Nagios Core: Monitorando Serviços Públicos – Parte 11

Até aqui monitoramos os hosts. Mas e os serviços dentro do host? Memória ram, HDs, carga do processador, quantidade de processos(programas) abertos? como faço para monitorar essas coisas?

Bom, essas coisas são os serviços(services). No artigo parte 03 falamos sobre serviços públicos e privados:

  • public service ou serviço público: Um host(servidor, impressora, central de alarme…) pode disponibilizar serviços que podem ser acessados pelo público sem precisar de credenciais, como senha. É só acessar e pronto.
  • private service ou serviço privado: Um host(servidor, impressora, central de alarme…) pode possuir serviços com acesso apenas interno, ou seja, para ter acesso externo é necessário instalação de um programa intermediário, a esse programa chamamos de plugin, add-on ou extensão. Podemos citar como exemplos de plugins o NRPE e o NCPA.

 

O termo serviço é bem genérico, ele pode significar tanto realmente um serviço de dentro de um host(HTTP, FTP, SSH, POP etc,) ou algum tipo de quantidade, consumo, medida associado com um host ou outra métrica qualquer; podemos citar como métrica a resposta de um ping, quantidade de usuários acessados, quantidade de espaço livre em disco, consumo de memória ram…).

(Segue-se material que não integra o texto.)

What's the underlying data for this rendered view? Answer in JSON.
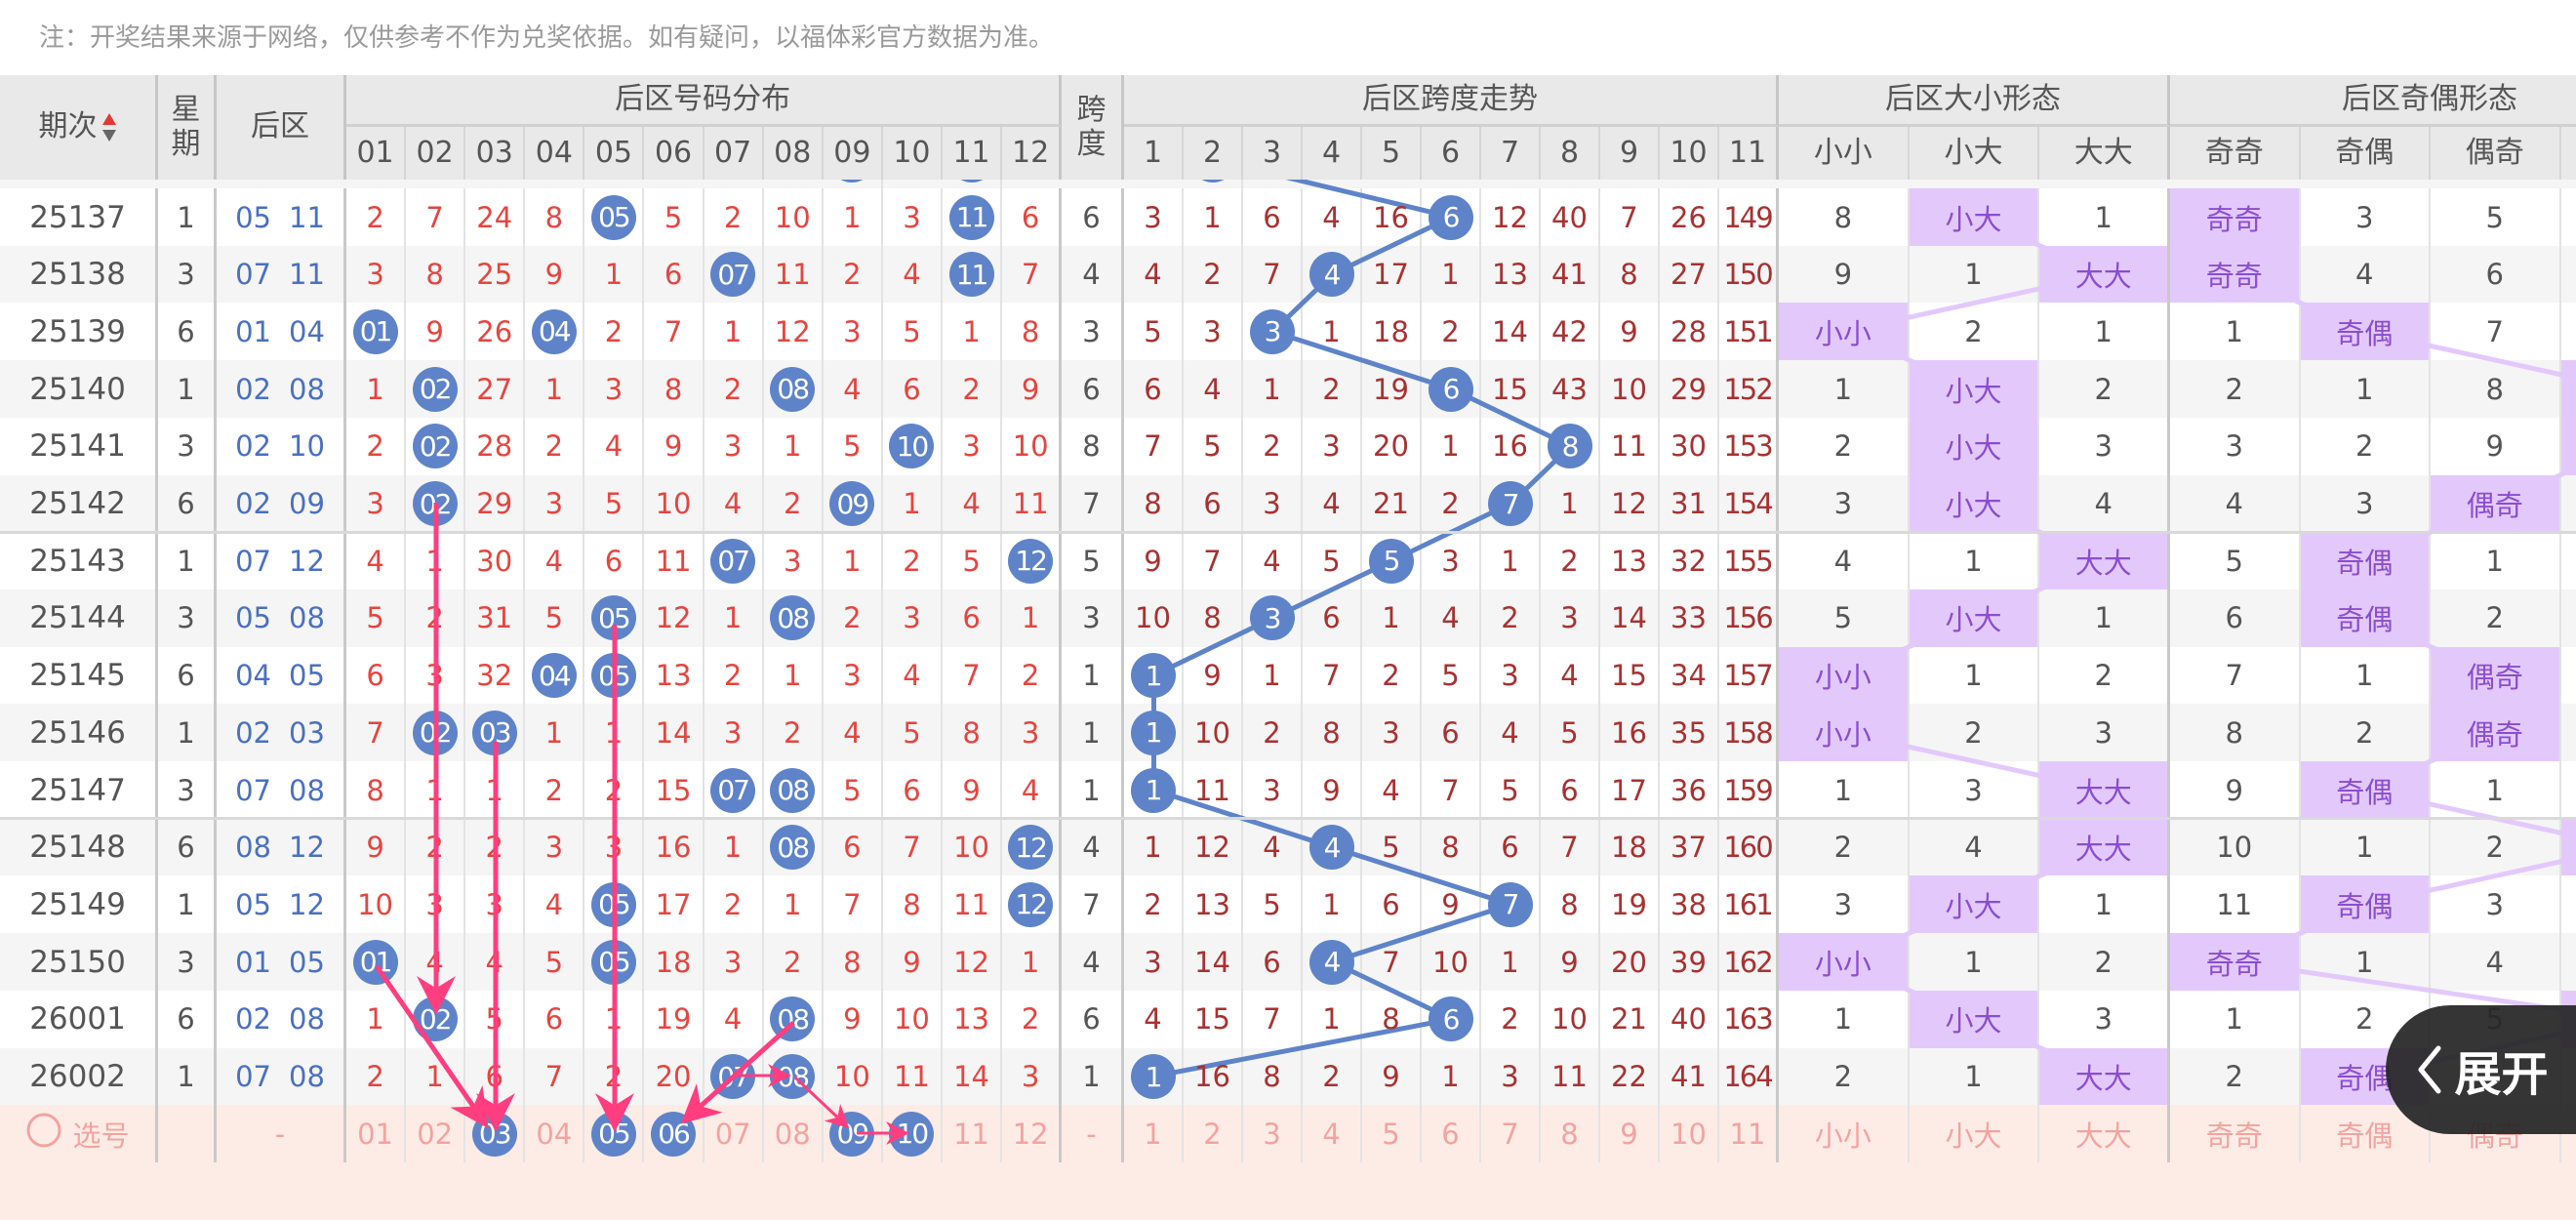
{
  "note": "注：开奖结果来源于网络，仅供参考不作为兑奖依据。如有疑问，以福体彩官方数据为准。",
  "header": {
    "issue": "期次",
    "weekday": "星期",
    "back": "后区",
    "dist_title": "后区号码分布",
    "dist_cols": [
      "01",
      "02",
      "03",
      "04",
      "05",
      "06",
      "07",
      "08",
      "09",
      "10",
      "11",
      "12"
    ],
    "span": "跨度",
    "trend_title": "后区跨度走势",
    "trend_cols": [
      "1",
      "2",
      "3",
      "4",
      "5",
      "6",
      "7",
      "8",
      "9",
      "10",
      "11"
    ],
    "dx_title": "后区大小形态",
    "dx_cols": [
      "小小",
      "小大",
      "大大"
    ],
    "jo_title": "后区奇偶形态",
    "jo_cols": [
      "奇奇",
      "奇偶",
      "偶奇"
    ]
  },
  "colors": {
    "ball": "#5e83c9",
    "highlight": "#e3c9fb",
    "highlight_text": "#8a4dd0",
    "arrow": "#ff3d7f",
    "number_red": "#e64540"
  },
  "prev_row_hits": {
    "dist": [
      "09",
      "11"
    ],
    "span": 2
  },
  "rows": [
    {
      "issue": "25137",
      "weekday": "1",
      "back": [
        "05",
        "11"
      ],
      "dist": [
        "2",
        "7",
        "24",
        "8",
        "05",
        "5",
        "2",
        "10",
        "1",
        "3",
        "11",
        "6"
      ],
      "span": "6",
      "trend": [
        "3",
        "1",
        "6",
        "4",
        "16",
        "6",
        "12",
        "40",
        "7",
        "26",
        "149"
      ],
      "dx": [
        "8",
        "小大",
        "1"
      ],
      "dx_hit": 1,
      "jo": [
        "奇奇",
        "3",
        "5"
      ],
      "jo_hit": 0
    },
    {
      "issue": "25138",
      "weekday": "3",
      "back": [
        "07",
        "11"
      ],
      "dist": [
        "3",
        "8",
        "25",
        "9",
        "1",
        "6",
        "07",
        "11",
        "2",
        "4",
        "11",
        "7"
      ],
      "span": "4",
      "trend": [
        "4",
        "2",
        "7",
        "4",
        "17",
        "1",
        "13",
        "41",
        "8",
        "27",
        "150"
      ],
      "dx": [
        "9",
        "1",
        "大大"
      ],
      "dx_hit": 2,
      "jo": [
        "奇奇",
        "4",
        "6"
      ],
      "jo_hit": 0
    },
    {
      "issue": "25139",
      "weekday": "6",
      "back": [
        "01",
        "04"
      ],
      "dist": [
        "01",
        "9",
        "26",
        "04",
        "2",
        "7",
        "1",
        "12",
        "3",
        "5",
        "1",
        "8"
      ],
      "span": "3",
      "trend": [
        "5",
        "3",
        "3",
        "1",
        "18",
        "2",
        "14",
        "42",
        "9",
        "28",
        "151"
      ],
      "dx": [
        "小小",
        "2",
        "1"
      ],
      "dx_hit": 0,
      "jo": [
        "1",
        "奇偶",
        "7"
      ],
      "jo_hit": 1
    },
    {
      "issue": "25140",
      "weekday": "1",
      "back": [
        "02",
        "08"
      ],
      "dist": [
        "1",
        "02",
        "27",
        "1",
        "3",
        "8",
        "2",
        "08",
        "4",
        "6",
        "2",
        "9"
      ],
      "span": "6",
      "trend": [
        "6",
        "4",
        "1",
        "2",
        "19",
        "6",
        "15",
        "43",
        "10",
        "29",
        "152"
      ],
      "dx": [
        "1",
        "小大",
        "2"
      ],
      "dx_hit": 1,
      "jo": [
        "2",
        "1",
        "8"
      ],
      "jo_hit": 3
    },
    {
      "issue": "25141",
      "weekday": "3",
      "back": [
        "02",
        "10"
      ],
      "dist": [
        "2",
        "02",
        "28",
        "2",
        "4",
        "9",
        "3",
        "1",
        "5",
        "10",
        "3",
        "10"
      ],
      "span": "8",
      "trend": [
        "7",
        "5",
        "2",
        "3",
        "20",
        "1",
        "16",
        "8",
        "11",
        "30",
        "153"
      ],
      "dx": [
        "2",
        "小大",
        "3"
      ],
      "dx_hit": 1,
      "jo": [
        "3",
        "2",
        "9"
      ],
      "jo_hit": 3
    },
    {
      "issue": "25142",
      "weekday": "6",
      "back": [
        "02",
        "09"
      ],
      "dist": [
        "3",
        "02",
        "29",
        "3",
        "5",
        "10",
        "4",
        "2",
        "09",
        "1",
        "4",
        "11"
      ],
      "span": "7",
      "trend": [
        "8",
        "6",
        "3",
        "4",
        "21",
        "2",
        "7",
        "1",
        "12",
        "31",
        "154"
      ],
      "dx": [
        "3",
        "小大",
        "4"
      ],
      "dx_hit": 1,
      "jo": [
        "4",
        "3",
        "偶奇"
      ],
      "jo_hit": 2
    },
    {
      "issue": "25143",
      "weekday": "1",
      "back": [
        "07",
        "12"
      ],
      "dist": [
        "4",
        "1",
        "30",
        "4",
        "6",
        "11",
        "07",
        "3",
        "1",
        "2",
        "5",
        "12"
      ],
      "span": "5",
      "trend": [
        "9",
        "7",
        "4",
        "5",
        "5",
        "3",
        "1",
        "2",
        "13",
        "32",
        "155"
      ],
      "dx": [
        "4",
        "1",
        "大大"
      ],
      "dx_hit": 2,
      "jo": [
        "5",
        "奇偶",
        "1"
      ],
      "jo_hit": 1
    },
    {
      "issue": "25144",
      "weekday": "3",
      "back": [
        "05",
        "08"
      ],
      "dist": [
        "5",
        "2",
        "31",
        "5",
        "05",
        "12",
        "1",
        "08",
        "2",
        "3",
        "6",
        "1"
      ],
      "span": "3",
      "trend": [
        "10",
        "8",
        "3",
        "6",
        "1",
        "4",
        "2",
        "3",
        "14",
        "33",
        "156"
      ],
      "dx": [
        "5",
        "小大",
        "1"
      ],
      "dx_hit": 1,
      "jo": [
        "6",
        "奇偶",
        "2"
      ],
      "jo_hit": 1
    },
    {
      "issue": "25145",
      "weekday": "6",
      "back": [
        "04",
        "05"
      ],
      "dist": [
        "6",
        "3",
        "32",
        "04",
        "05",
        "13",
        "2",
        "1",
        "3",
        "4",
        "7",
        "2"
      ],
      "span": "1",
      "trend": [
        "1",
        "9",
        "1",
        "7",
        "2",
        "5",
        "3",
        "4",
        "15",
        "34",
        "157"
      ],
      "dx": [
        "小小",
        "1",
        "2"
      ],
      "dx_hit": 0,
      "jo": [
        "7",
        "1",
        "偶奇"
      ],
      "jo_hit": 2
    },
    {
      "issue": "25146",
      "weekday": "1",
      "back": [
        "02",
        "03"
      ],
      "dist": [
        "7",
        "02",
        "03",
        "1",
        "1",
        "14",
        "3",
        "2",
        "4",
        "5",
        "8",
        "3"
      ],
      "span": "1",
      "trend": [
        "1",
        "10",
        "2",
        "8",
        "3",
        "6",
        "4",
        "5",
        "16",
        "35",
        "158"
      ],
      "dx": [
        "小小",
        "2",
        "3"
      ],
      "dx_hit": 0,
      "jo": [
        "8",
        "2",
        "偶奇"
      ],
      "jo_hit": 2
    },
    {
      "issue": "25147",
      "weekday": "3",
      "back": [
        "07",
        "08"
      ],
      "dist": [
        "8",
        "1",
        "1",
        "2",
        "2",
        "15",
        "07",
        "08",
        "5",
        "6",
        "9",
        "4"
      ],
      "span": "1",
      "trend": [
        "1",
        "11",
        "3",
        "9",
        "4",
        "7",
        "5",
        "6",
        "17",
        "36",
        "159"
      ],
      "dx": [
        "1",
        "3",
        "大大"
      ],
      "dx_hit": 2,
      "jo": [
        "9",
        "奇偶",
        "1"
      ],
      "jo_hit": 1
    },
    {
      "issue": "25148",
      "weekday": "6",
      "back": [
        "08",
        "12"
      ],
      "dist": [
        "9",
        "2",
        "2",
        "3",
        "3",
        "16",
        "1",
        "08",
        "6",
        "7",
        "10",
        "12"
      ],
      "span": "4",
      "trend": [
        "1",
        "12",
        "4",
        "4",
        "5",
        "8",
        "6",
        "7",
        "18",
        "37",
        "160"
      ],
      "dx": [
        "2",
        "4",
        "大大"
      ],
      "dx_hit": 2,
      "jo": [
        "10",
        "1",
        "2"
      ],
      "jo_hit": 3
    },
    {
      "issue": "25149",
      "weekday": "1",
      "back": [
        "05",
        "12"
      ],
      "dist": [
        "10",
        "3",
        "3",
        "4",
        "05",
        "17",
        "2",
        "1",
        "7",
        "8",
        "11",
        "12"
      ],
      "span": "7",
      "trend": [
        "2",
        "13",
        "5",
        "1",
        "6",
        "9",
        "7",
        "8",
        "19",
        "38",
        "161"
      ],
      "dx": [
        "3",
        "小大",
        "1"
      ],
      "dx_hit": 1,
      "jo": [
        "11",
        "奇偶",
        "3"
      ],
      "jo_hit": 1
    },
    {
      "issue": "25150",
      "weekday": "3",
      "back": [
        "01",
        "05"
      ],
      "dist": [
        "01",
        "4",
        "4",
        "5",
        "05",
        "18",
        "3",
        "2",
        "8",
        "9",
        "12",
        "1"
      ],
      "span": "4",
      "trend": [
        "3",
        "14",
        "6",
        "4",
        "7",
        "10",
        "1",
        "9",
        "20",
        "39",
        "162"
      ],
      "dx": [
        "小小",
        "1",
        "2"
      ],
      "dx_hit": 0,
      "jo": [
        "奇奇",
        "1",
        "4"
      ],
      "jo_hit": 0
    },
    {
      "issue": "26001",
      "weekday": "6",
      "back": [
        "02",
        "08"
      ],
      "dist": [
        "1",
        "02",
        "5",
        "6",
        "1",
        "19",
        "4",
        "08",
        "9",
        "10",
        "13",
        "2"
      ],
      "span": "6",
      "trend": [
        "4",
        "15",
        "7",
        "1",
        "8",
        "6",
        "2",
        "10",
        "21",
        "40",
        "163"
      ],
      "dx": [
        "1",
        "小大",
        "3"
      ],
      "dx_hit": 1,
      "jo": [
        "1",
        "2",
        "5"
      ],
      "jo_hit": 3
    },
    {
      "issue": "26002",
      "weekday": "1",
      "back": [
        "07",
        "08"
      ],
      "dist": [
        "2",
        "1",
        "6",
        "7",
        "2",
        "20",
        "07",
        "08",
        "10",
        "11",
        "14",
        "3"
      ],
      "span": "1",
      "trend": [
        "1",
        "16",
        "8",
        "2",
        "9",
        "1",
        "3",
        "11",
        "22",
        "41",
        "164"
      ],
      "dx": [
        "2",
        "1",
        "大大"
      ],
      "dx_hit": 2,
      "jo": [
        "2",
        "奇偶",
        ""
      ],
      "jo_hit": 1
    }
  ],
  "footer": {
    "select_label": "选号",
    "back": "-",
    "span": "-",
    "dist": [
      "01",
      "02",
      "03",
      "04",
      "05",
      "06",
      "07",
      "08",
      "09",
      "10",
      "11",
      "12"
    ],
    "dist_selected": [
      "03",
      "05",
      "06",
      "09",
      "10"
    ],
    "trend": [
      "1",
      "2",
      "3",
      "4",
      "5",
      "6",
      "7",
      "8",
      "9",
      "10",
      "11"
    ],
    "dx": [
      "小小",
      "小大",
      "大大"
    ],
    "jo": [
      "奇奇",
      "奇偶",
      "偶奇"
    ]
  },
  "expand_button": {
    "label": "展开",
    "icon": "chevron-left-icon"
  }
}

Alguns desses serviços são públicos e podemos alcançá-los, isto é, ver se estão acessíveis ou não. Geralmente usamos o ping ou um teste de acesso via ftp, ssh para vermos métricas, quantidades e consumo. É interessante notar que não precisamos acessar com senha um desses serviços para vermos se está acessível ou não. Se o serviço pediu usuário e senha para já é o bastante para sabermos que está acessível. Não é necessário acessar(logar) já que o intuito é apenas monitorar se está ligado ou em off.

 

Monitorando Public Services

 

O host que testaremos os serviços a serem monitorados será o server02. Ele possui endereço IP 192.168.0.41 e é representado pelo arquivo server02.cfg no Nagios.

Lembrando que as configurações são feitas em nosso server01. Como monitoraremos por enquanto somente públicos não há necessidade de acessar o server02.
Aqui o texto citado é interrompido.